No amplo teatro do Centro Cultural Vladimir Herzog, Jurandir de Souza e a Companhia de Dança 60+ apresentaram o espetáculo “Ancestralidade”, inspirado em Elza Soares, enquanto o Ponto Cultural Tribo Mubangi Africanidades apresentou danças de matriz africana, o maculelê e a capoeira.
“É um encontro de tudo o que veio do nosso povo de África”, explicou Jurandir, que é professor de dança e coreógrafo ali mesmo no centro cultural. “Por isso aproveitamos e chamamos o movimento negro do Campanário, que completa 30 anos este mês, o Conselho da Igualdade Racial, a Creppir, o programa Dandara e Piatã, para que os moradores conheçam as ações e atividades que valorizam esta cultura.”
Para Juliano Martins, 44, do Tribo Mubangi, foi uma alegria imensa poder trazer um pouco do trabalho cultural do seu dia-a-dia para a Kizomba: “É importante apresentar o nosso folclore para quem está fora, pois muitos acabam nos vendo com preconceito, quando, na verdade, esse receio é fruto de um desconhecimento. Os cantos em língua banto, as divindades de Angola e do Congo, são nossos mitos que estamos abrindo aqui para o público. E dá muita alegria ver as pessoas se abrindo, batendo palma, se identificando com suas raízes africanas.”
Ivone Anunciação Barbosa, 57, assistiu ao evento junto com sua turma do EJA e ficou surpresa com tudo o que viu. A começar pela grandeza do centro cultural, que desconhecia, mesmo sendo moradora do Campanário há 27 anos: “Eu não sabia que podíamos ter coisas incríveis assim na porta de casa, foi tudo maravilhoso. Se eu pudesse, só saía daqui de madrugada”, festejou.
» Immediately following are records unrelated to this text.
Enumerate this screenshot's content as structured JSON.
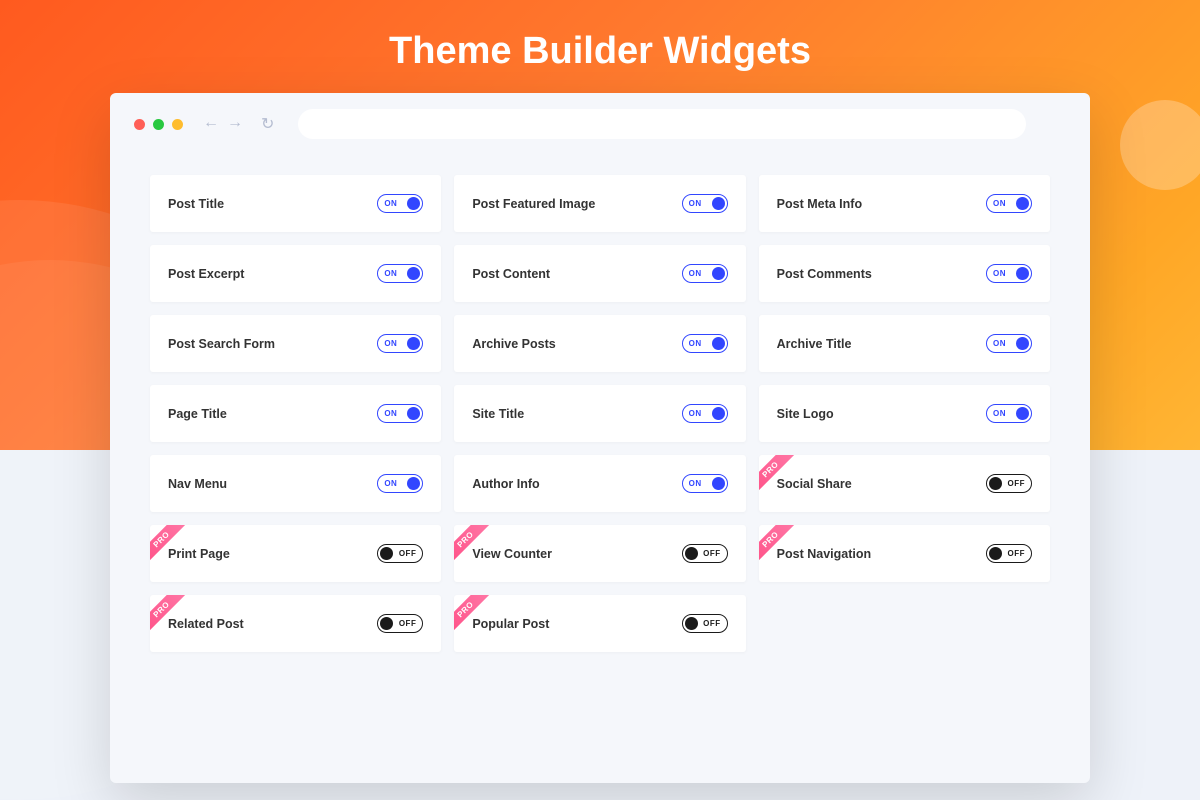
{
  "title": "Theme Builder Widgets",
  "toggleLabels": {
    "on": "ON",
    "off": "OFF"
  },
  "proBadge": "PRO",
  "widgets": [
    {
      "label": "Post Title",
      "on": true,
      "pro": false
    },
    {
      "label": "Post Featured Image",
      "on": true,
      "pro": false
    },
    {
      "label": "Post Meta Info",
      "on": true,
      "pro": false
    },
    {
      "label": "Post Excerpt",
      "on": true,
      "pro": false
    },
    {
      "label": "Post Content",
      "on": true,
      "pro": false
    },
    {
      "label": "Post Comments",
      "on": true,
      "pro": false
    },
    {
      "label": "Post Search Form",
      "on": true,
      "pro": false
    },
    {
      "label": "Archive Posts",
      "on": true,
      "pro": false
    },
    {
      "label": "Archive Title",
      "on": true,
      "pro": false
    },
    {
      "label": "Page Title",
      "on": true,
      "pro": false
    },
    {
      "label": "Site Title",
      "on": true,
      "pro": false
    },
    {
      "label": "Site Logo",
      "on": true,
      "pro": false
    },
    {
      "label": "Nav Menu",
      "on": true,
      "pro": false
    },
    {
      "label": "Author Info",
      "on": true,
      "pro": false
    },
    {
      "label": "Social Share",
      "on": false,
      "pro": true
    },
    {
      "label": "Print Page",
      "on": false,
      "pro": true
    },
    {
      "label": "View Counter",
      "on": false,
      "pro": true
    },
    {
      "label": "Post Navigation",
      "on": false,
      "pro": true
    },
    {
      "label": "Related Post",
      "on": false,
      "pro": true
    },
    {
      "label": "Popular Post",
      "on": false,
      "pro": true
    }
  ]
}
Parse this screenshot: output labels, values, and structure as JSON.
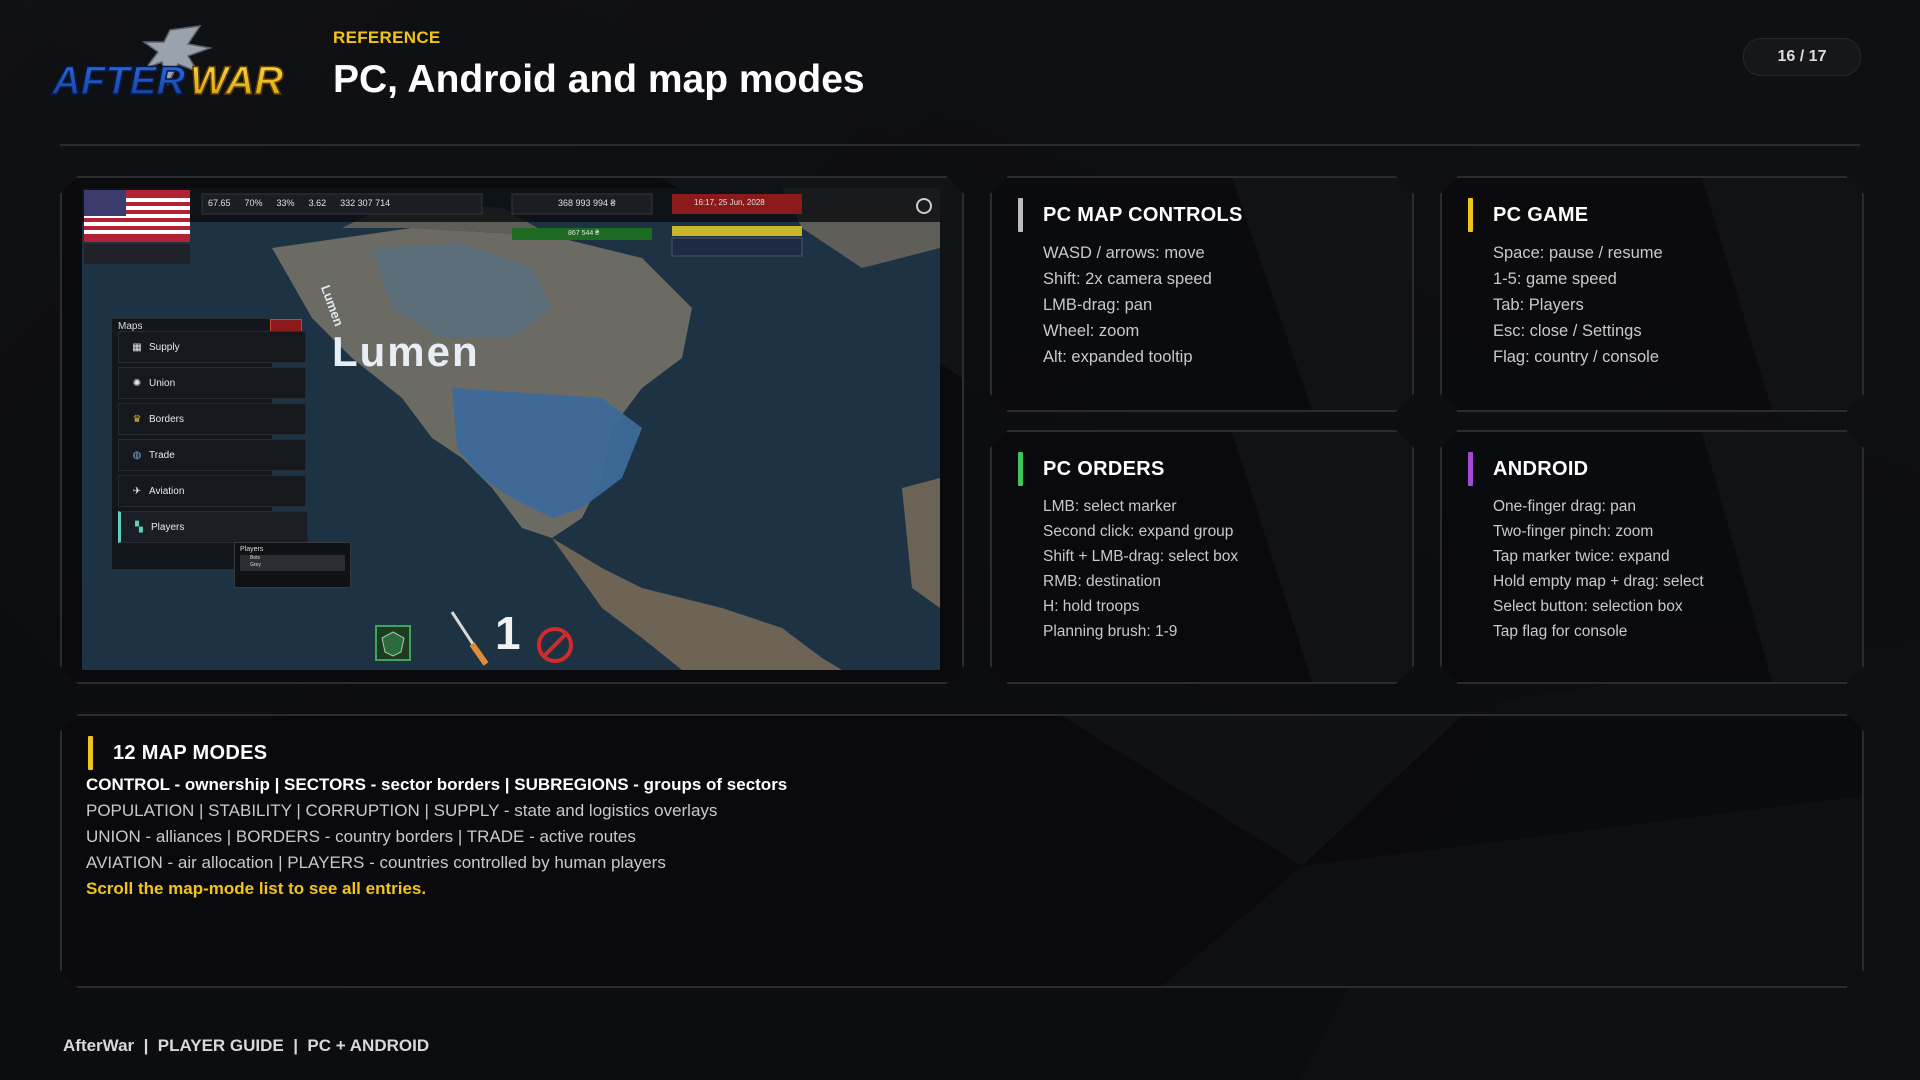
{
  "header": {
    "logo_text": "AFTERWAR",
    "kicker": "REFERENCE",
    "title": "PC, Android and map modes",
    "page_indicator": "16 / 17"
  },
  "screenshot": {
    "hud_stats": [
      "67.65",
      "70%",
      "33%",
      "3.62",
      "332 307 714"
    ],
    "treasury": "368 993 994 ₴",
    "treasury_delta": "867 544 ₴",
    "date": "16:17, 25 Jun, 2028",
    "map_label_large": "Lumen",
    "map_label_small": "Lumen",
    "maps_menu": {
      "header": "Maps",
      "items": [
        "Supply",
        "Union",
        "Borders",
        "Trade",
        "Aviation",
        "Players"
      ]
    },
    "players_popup": {
      "title": "Players",
      "rows": [
        "Bots",
        "Grey"
      ]
    },
    "brush_number": "1"
  },
  "cards": {
    "pc_map_controls": {
      "title": "PC MAP CONTROLS",
      "accent": "#bdbdbd",
      "lines": [
        "WASD / arrows: move",
        "Shift: 2x camera speed",
        "LMB-drag: pan",
        "Wheel: zoom",
        "Alt: expanded tooltip"
      ]
    },
    "pc_game": {
      "title": "PC GAME",
      "accent": "#f0c419",
      "lines": [
        "Space: pause / resume",
        "1-5: game speed",
        "Tab: Players",
        "Esc: close / Settings",
        "Flag: country / console"
      ]
    },
    "pc_orders": {
      "title": "PC ORDERS",
      "accent": "#3fc35a",
      "lines": [
        "LMB: select marker",
        "Second click: expand group",
        "Shift + LMB-drag: select box",
        "RMB: destination",
        "H: hold troops",
        "Planning brush: 1-9"
      ]
    },
    "android": {
      "title": "ANDROID",
      "accent": "#a64ad6",
      "lines": [
        "One-finger drag: pan",
        "Two-finger pinch: zoom",
        "Tap marker twice: expand",
        "Hold empty map + drag: select",
        "Select button: selection box",
        "Tap flag for console"
      ]
    }
  },
  "map_modes": {
    "title": "12 MAP MODES",
    "accent": "#f0c419",
    "line1": "CONTROL - ownership | SECTORS - sector borders | SUBREGIONS - groups of sectors",
    "line2": "POPULATION | STABILITY | CORRUPTION | SUPPLY - state and logistics overlays",
    "line3": "UNION - alliances | BORDERS - country borders | TRADE - active routes",
    "line4": "AVIATION - air allocation | PLAYERS - countries controlled by human players",
    "note": "Scroll the map-mode list to see all entries."
  },
  "footer": {
    "text": "AfterWar  |  PLAYER GUIDE  |  PC + ANDROID"
  }
}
Negra, a moradora disse já ter sofrido preconceito por causa de seu cabelo, por exemplo. “Atividades assim ajudam muito a combater o preconceito., pois, se eu vi coisas aqui hoje que nem eu sabia e saio com muito mais orgulho de mim mesma, espero que as pessoas possam aproveitar esse conhecimento também.”
Para Thallys Gustavo, 24, a participação dos mais velhos contando a história do povo negro para os mais novos foi essencial. “Fala-se muito pouco dessas nossas conquistas, então esses eventos preenchem esse vazio e mostram pro povo a nossa cultura. Minha esperança é que mais jovens participem também, para manter essa chama viva.”
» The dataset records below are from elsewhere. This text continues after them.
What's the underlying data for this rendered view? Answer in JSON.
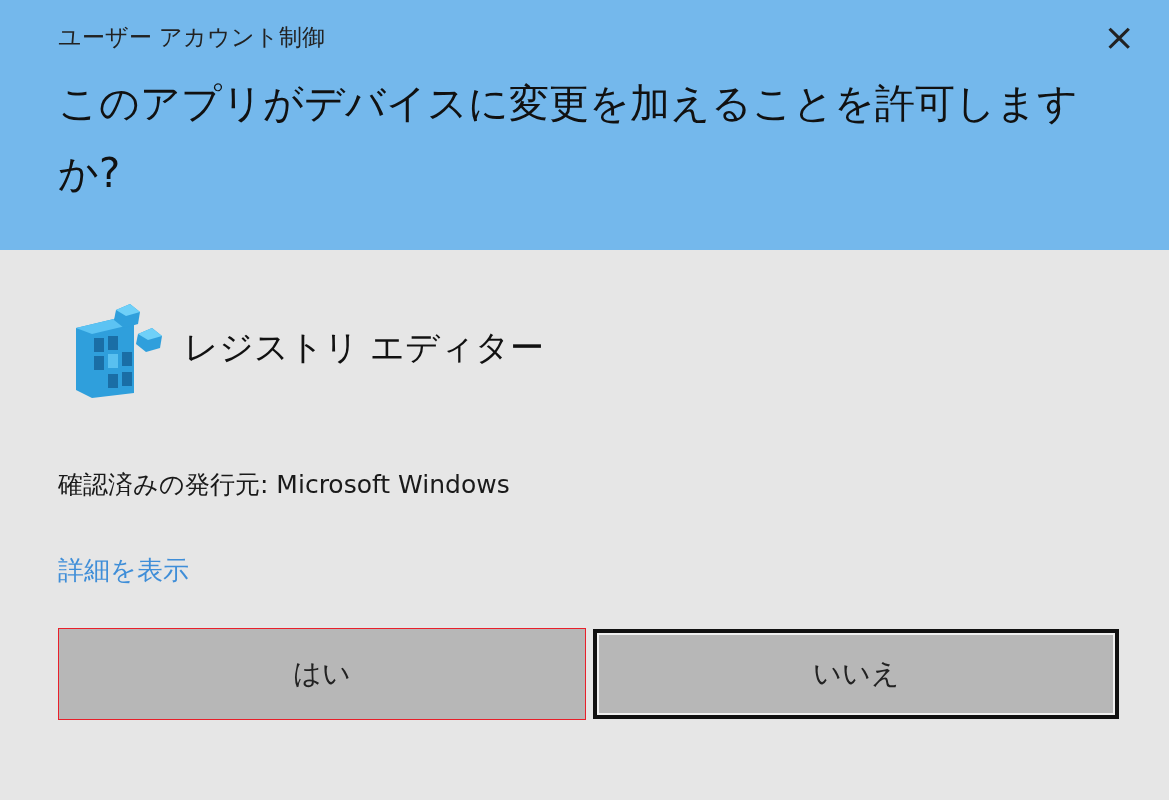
{
  "window": {
    "title": "ユーザー アカウント制御",
    "close": "×"
  },
  "question": "このアプリがデバイスに変更を加えることを許可しますか?",
  "app": {
    "name": "レジストリ エディター"
  },
  "publisher": "確認済みの発行元: Microsoft Windows",
  "details_link": "詳細を表示",
  "buttons": [
    {
      "label": "はい",
      "focused": false,
      "highlighted": true
    },
    {
      "label": "いいえ",
      "focused": true,
      "highlighted": false
    }
  ]
}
A noite terminou embalada pelo samba-rock, essa fusão de ritmos tipicamente brasileira, retrato mais do que fiel da pluralidade de saberes e fazeres do bairro Campanário.
Festa Banto – A palavra “Kizomba” vem do tronco linguístico Banto, grande conjunto de línguas do grupo nigero-congolês oriental faladas na África. Na língua Kimbundo, uma das muitas faladas em Angola, significa “festa”. Em Diadema, a Kizomba – Festa da Raça é organizada pela Coordenadoria de Políticas de Promoção da Igualdade Racial (CREPPIR), em parceria com a Secretaria Municipal de Cultura, o Conselho Municipal de Promoção da Igualdade Racial, a Câmara Municipal de Diadema e o Movimento Negro da cidade.